Daniels afirma que está contento de que nuestro nuevo producto, BetBuilder, esté en marcha y funcione sin problemas. Ha habido muchas reuniones y una estrecha colaboración con otras áreas de la empresa de cara al Mundial. Con 230 mercados diferentes por partido, ¡sin duda hay mucho de lo que estar al tanto!
DISFRUTA DEL VIAJE
«La última semana antes de que empezara el Mundial fue un poco estresante», dice Daniel, «pero luego los nervios se calmaron y todo el mundo empezó a esperarlo con ilusión».
«Ahora que el Mundial está en pleno apogeo, simplemente seguimos adelante. Mi equipo sabe lo que hay que hacer».
Para el equipo de apuestas deportivas, en estos momentos las jornadas son muy largas. La plantilla y los turnos se han adaptado para reflejar esta situación. Durante los partidos, el equipo de apuestas en directo supervisa las cuotas, asegurándose de que ofrecemos la mejor oferta y de que somos muy competitivos. Una vez finalizado el último partido, aún queda trabajo por hacer para cerrar los mercados y prepararnos para el día siguiente.
Anima al más débil
Es evidente que quién gana y quién pierde tiene un gran impacto en nuestro negocio.

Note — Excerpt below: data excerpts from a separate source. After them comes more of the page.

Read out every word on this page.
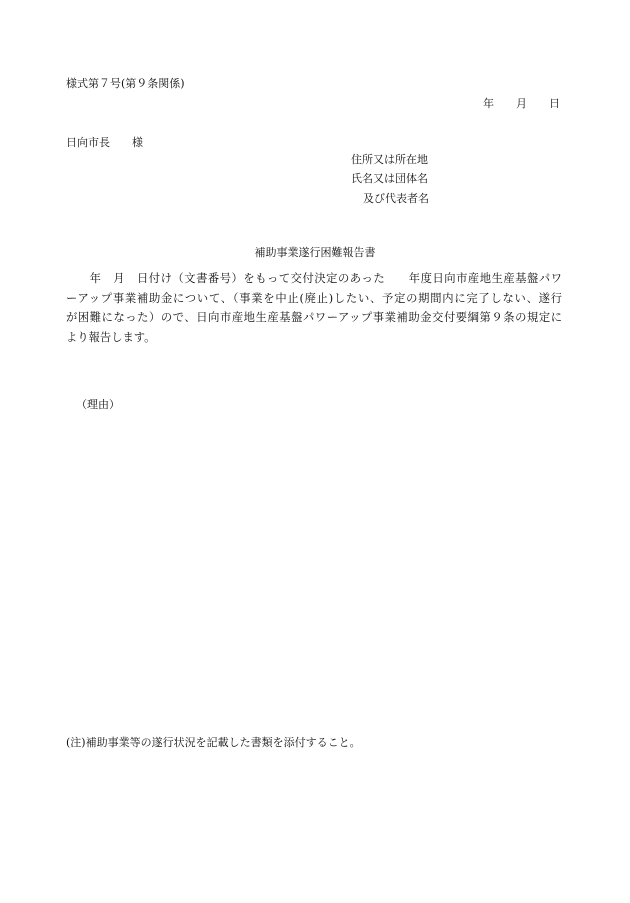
様式第７号(第９条関係)
年 月 日
日向市長 様
住所又は所在地
氏名又は団体名
及び代表者名
補助事業遂行困難報告書
　　年　月　日付け（文書番号）をもって交付決定のあった　　年度日向市産地生産基盤パワ
ーアップ事業補助金について、（事業を中止(廃止)したい、予定の期間内に完了しない、遂行
が困難になった）ので、日向市産地生産基盤パワーアップ事業補助金交付要綱第９条の規定に
より報告します。
（理由）
(注)補助事業等の遂行状況を記載した書類を添付すること。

«Todo el mundo anima al equipo menos favorito, aunque esté jugando tu equipo favorito», dice Daniel.
Durante los partidos, el ambiente en la sala de operaciones del E2 Hub —nuestra oficina en St Julians, Malta— es electrizante.
«Cuando nos sale bien, en Sportsbook se oyen muchos gritos de alegría y golpes en las mesas», dice Daniel con una sonrisa.